The diaries of George Washington, the first map that used the name “America,” jazz recordings from the 1920s, pictures from presidential inaugurations—the Library of Congress has a very diverse collection of documents, recordings, pictures and maps that help us understand the story of our nation. Most discussions of saving cultural heritage information involve looking into the past.
However, the wide use of the internet to publish documents, recordings, pictures and maps of the last 20 years prompted us to try to imagine time passing on these digital artifacts. We conducted a project called the Archive Ingest and Handling Test. In this post, I am looking back to 2003 to share with you some of the lessons we learned.
I was privileged to work with a group of partners on the project to test what might occur to a digital collection as time moved forward. The content used for the test was the September 11th Digital Archive at George Mason University. This archive was collected from people who contributed photos, documents and stories about their experiences on September 11, 2001. The archive project did not require standard information forms but rather took whatever its contributors uploaded. Capturing immediate responses to the event, it was spontaneous and diverse. We often referred to it as “content from the wild.”
The Sheridan Libraries at Johns Hopkins University, Harvard University Library, the Stanford University Library and the Computer Science Department at Old Dominion University joined Library of Congress staff to explore the events and conditions that digital content might encounter as time moved forward. The imagined circumstances included changes in technical systems, in administrative organizations taking care of the information, and in data forms.
Each partner worked with an identical copy of the archive, took it into their local system and examined it. When each had developed a good understanding of the files and information in the archive, they exported a copy and passed it along to another partner. The new copy was taken into the local system and the team examined it for differences. Some teams also tried migrating some of the files from one format to another to learn about changes that would influence future use.
The project also examined some of the commonly understood standards and repository systems of the time. The reports provide rich information about each of the partner’s experiences. While we had no crystal ball to see the radical changes to information witnessed in the last few years, we gained an understanding of how to approach these changes. Some of the lessons learned follow.
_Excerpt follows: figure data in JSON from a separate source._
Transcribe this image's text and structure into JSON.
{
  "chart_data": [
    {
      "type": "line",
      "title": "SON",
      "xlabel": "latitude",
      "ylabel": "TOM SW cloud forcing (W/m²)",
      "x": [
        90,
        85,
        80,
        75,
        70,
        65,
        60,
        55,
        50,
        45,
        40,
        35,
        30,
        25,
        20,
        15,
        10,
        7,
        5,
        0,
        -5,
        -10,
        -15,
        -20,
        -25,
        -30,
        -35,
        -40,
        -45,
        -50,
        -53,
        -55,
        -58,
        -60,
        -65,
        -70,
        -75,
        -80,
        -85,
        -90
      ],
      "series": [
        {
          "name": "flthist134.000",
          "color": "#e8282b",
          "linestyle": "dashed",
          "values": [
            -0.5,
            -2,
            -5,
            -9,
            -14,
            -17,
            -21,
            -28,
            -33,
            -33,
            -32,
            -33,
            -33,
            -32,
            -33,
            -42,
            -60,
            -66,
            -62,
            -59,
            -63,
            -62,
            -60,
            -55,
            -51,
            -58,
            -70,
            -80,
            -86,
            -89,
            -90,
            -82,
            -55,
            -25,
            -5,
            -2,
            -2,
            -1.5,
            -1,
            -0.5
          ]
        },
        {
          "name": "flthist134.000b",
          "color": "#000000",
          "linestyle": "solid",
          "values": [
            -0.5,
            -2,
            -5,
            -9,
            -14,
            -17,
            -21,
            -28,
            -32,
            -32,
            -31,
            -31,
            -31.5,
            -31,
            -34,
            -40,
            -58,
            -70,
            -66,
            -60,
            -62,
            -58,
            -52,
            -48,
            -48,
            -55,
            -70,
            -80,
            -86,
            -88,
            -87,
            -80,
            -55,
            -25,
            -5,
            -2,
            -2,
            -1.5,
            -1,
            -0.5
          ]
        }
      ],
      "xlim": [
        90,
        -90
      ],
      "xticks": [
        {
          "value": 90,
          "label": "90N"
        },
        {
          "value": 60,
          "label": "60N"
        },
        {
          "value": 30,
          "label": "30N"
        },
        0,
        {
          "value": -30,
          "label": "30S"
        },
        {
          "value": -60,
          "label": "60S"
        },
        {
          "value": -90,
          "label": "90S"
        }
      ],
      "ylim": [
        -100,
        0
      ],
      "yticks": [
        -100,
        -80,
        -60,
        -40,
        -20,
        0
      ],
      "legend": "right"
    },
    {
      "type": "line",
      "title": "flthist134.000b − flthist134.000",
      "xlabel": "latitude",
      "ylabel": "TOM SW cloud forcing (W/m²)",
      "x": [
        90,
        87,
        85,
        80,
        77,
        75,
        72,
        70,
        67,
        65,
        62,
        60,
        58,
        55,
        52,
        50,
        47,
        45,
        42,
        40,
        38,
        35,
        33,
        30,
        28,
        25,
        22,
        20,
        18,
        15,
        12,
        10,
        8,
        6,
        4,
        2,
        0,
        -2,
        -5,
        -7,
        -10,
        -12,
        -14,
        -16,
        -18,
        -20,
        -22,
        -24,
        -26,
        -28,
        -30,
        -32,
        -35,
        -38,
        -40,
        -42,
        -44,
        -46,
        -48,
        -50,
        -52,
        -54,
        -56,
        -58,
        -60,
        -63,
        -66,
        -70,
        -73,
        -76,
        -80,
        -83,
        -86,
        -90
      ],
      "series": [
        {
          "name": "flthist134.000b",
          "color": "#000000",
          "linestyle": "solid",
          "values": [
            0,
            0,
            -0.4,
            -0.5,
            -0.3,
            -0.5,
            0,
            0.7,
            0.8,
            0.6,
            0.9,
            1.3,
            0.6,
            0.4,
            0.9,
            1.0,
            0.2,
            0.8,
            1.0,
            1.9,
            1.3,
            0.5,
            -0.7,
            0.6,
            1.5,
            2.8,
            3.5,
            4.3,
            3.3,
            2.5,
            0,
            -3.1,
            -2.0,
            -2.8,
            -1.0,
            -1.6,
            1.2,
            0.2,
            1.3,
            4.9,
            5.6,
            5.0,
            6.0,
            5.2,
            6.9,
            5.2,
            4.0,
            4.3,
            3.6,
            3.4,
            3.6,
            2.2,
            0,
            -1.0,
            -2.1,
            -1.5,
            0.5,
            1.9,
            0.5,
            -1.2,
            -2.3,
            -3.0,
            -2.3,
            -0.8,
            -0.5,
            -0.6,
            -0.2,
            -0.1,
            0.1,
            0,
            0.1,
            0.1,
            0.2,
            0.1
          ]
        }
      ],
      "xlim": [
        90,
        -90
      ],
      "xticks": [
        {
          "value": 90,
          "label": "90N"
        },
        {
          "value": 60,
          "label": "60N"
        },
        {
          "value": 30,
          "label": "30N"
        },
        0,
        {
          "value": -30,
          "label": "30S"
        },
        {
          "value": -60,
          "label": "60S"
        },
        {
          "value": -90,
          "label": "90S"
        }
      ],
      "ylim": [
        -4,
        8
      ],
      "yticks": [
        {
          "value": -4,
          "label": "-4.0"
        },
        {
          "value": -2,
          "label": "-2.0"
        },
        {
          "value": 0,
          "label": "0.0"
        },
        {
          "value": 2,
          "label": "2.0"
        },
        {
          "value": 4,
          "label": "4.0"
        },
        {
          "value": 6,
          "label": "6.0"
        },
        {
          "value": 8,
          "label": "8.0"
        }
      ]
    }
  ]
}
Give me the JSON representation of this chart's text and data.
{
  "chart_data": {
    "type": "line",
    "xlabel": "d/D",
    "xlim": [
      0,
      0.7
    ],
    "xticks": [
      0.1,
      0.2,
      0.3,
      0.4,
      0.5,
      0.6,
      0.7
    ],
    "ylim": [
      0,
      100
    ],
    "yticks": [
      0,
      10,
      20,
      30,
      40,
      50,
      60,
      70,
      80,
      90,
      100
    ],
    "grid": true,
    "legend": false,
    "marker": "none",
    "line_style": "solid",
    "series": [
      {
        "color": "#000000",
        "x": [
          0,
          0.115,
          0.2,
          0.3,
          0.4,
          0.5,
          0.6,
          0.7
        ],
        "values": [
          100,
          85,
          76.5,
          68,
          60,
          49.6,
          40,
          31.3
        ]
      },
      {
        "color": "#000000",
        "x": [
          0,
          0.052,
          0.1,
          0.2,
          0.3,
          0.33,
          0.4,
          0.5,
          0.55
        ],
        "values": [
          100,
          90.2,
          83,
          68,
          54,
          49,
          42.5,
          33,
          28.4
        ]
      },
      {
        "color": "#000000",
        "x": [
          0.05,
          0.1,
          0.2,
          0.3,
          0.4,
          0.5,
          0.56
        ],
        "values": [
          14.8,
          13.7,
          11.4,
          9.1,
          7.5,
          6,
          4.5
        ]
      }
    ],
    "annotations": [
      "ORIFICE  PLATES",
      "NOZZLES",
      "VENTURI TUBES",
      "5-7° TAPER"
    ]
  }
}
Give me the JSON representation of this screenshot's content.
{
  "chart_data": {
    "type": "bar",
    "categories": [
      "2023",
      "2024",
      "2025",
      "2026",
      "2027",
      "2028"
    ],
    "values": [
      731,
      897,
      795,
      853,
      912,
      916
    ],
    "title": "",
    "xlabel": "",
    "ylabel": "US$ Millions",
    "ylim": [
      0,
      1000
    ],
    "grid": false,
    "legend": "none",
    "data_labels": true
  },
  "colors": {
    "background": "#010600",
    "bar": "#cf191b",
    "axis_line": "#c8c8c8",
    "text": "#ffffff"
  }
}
The more varied digital information is within a single collection, the greater the risk to saving it all. We saw unusual file formats in the data that would make it hard to use it in the future because we would not be able to identify appropriate software. We had difficulty even determining some file formats because they were not standard or correctly formed. The less standard the format, the harder it is to guarantee the survival of the content within the file. Libraries, archives and museums are assessing digital content to understand what can survive and what may disappear without heroic efforts. Recognition of future value is the “rocket science” of digital preservation.
Use a variety of tools to characterize and understand the digital information. The teams explored any tool they could find to help understand the data. Many of the tools developed during the NDIIPP program were inspired by the project. It is better to have several good tools rather than a perfect single tool. The universe of digital information is entirely too vast to ignore the need for automated evaluation of content.
Preservation systems must be flexible enough to accommodate all types of digital information. The partners tested the storage and management systems their organizations were using for materials that had been scanned and digitally formatted. There were challenges bringing diverse data from the Web into systems designed for content that had strict requirements for formats and metadata. The debate over whether to change the data to fit the system (migration), or to have systems that change with the data (emulation), continues today. In the intervening years, we have been grappling with the knowledge that one solution does not fit all.
Working together increases the expertise and capability of
- AIHT team working. Photo: M. Anderson
preservation action teams. All the project partners were recognized experts in different technical and organizational aspects. Their organizations were early leaders in digital preservation action. The combination of computer scientists, librarians, and technical developers fostered healthy debate and resulted in stronger conclusions and recommendations.
Diversity has negative and positive results. The more alike content is within a given collection, the more likely digital stewards can efficiently and economically ensure its survival. However, there is great risk in relying on single technical solutions and single organizations. A diverse community of organizations—public, private, stewardship organizations, content producers, commercial and non-profit—is needed to preserve digital information for future use.
What have you learned about saving digital information since you became aware of the need?
Update: I corrected my grammar and added a picture of the AIHT team at work.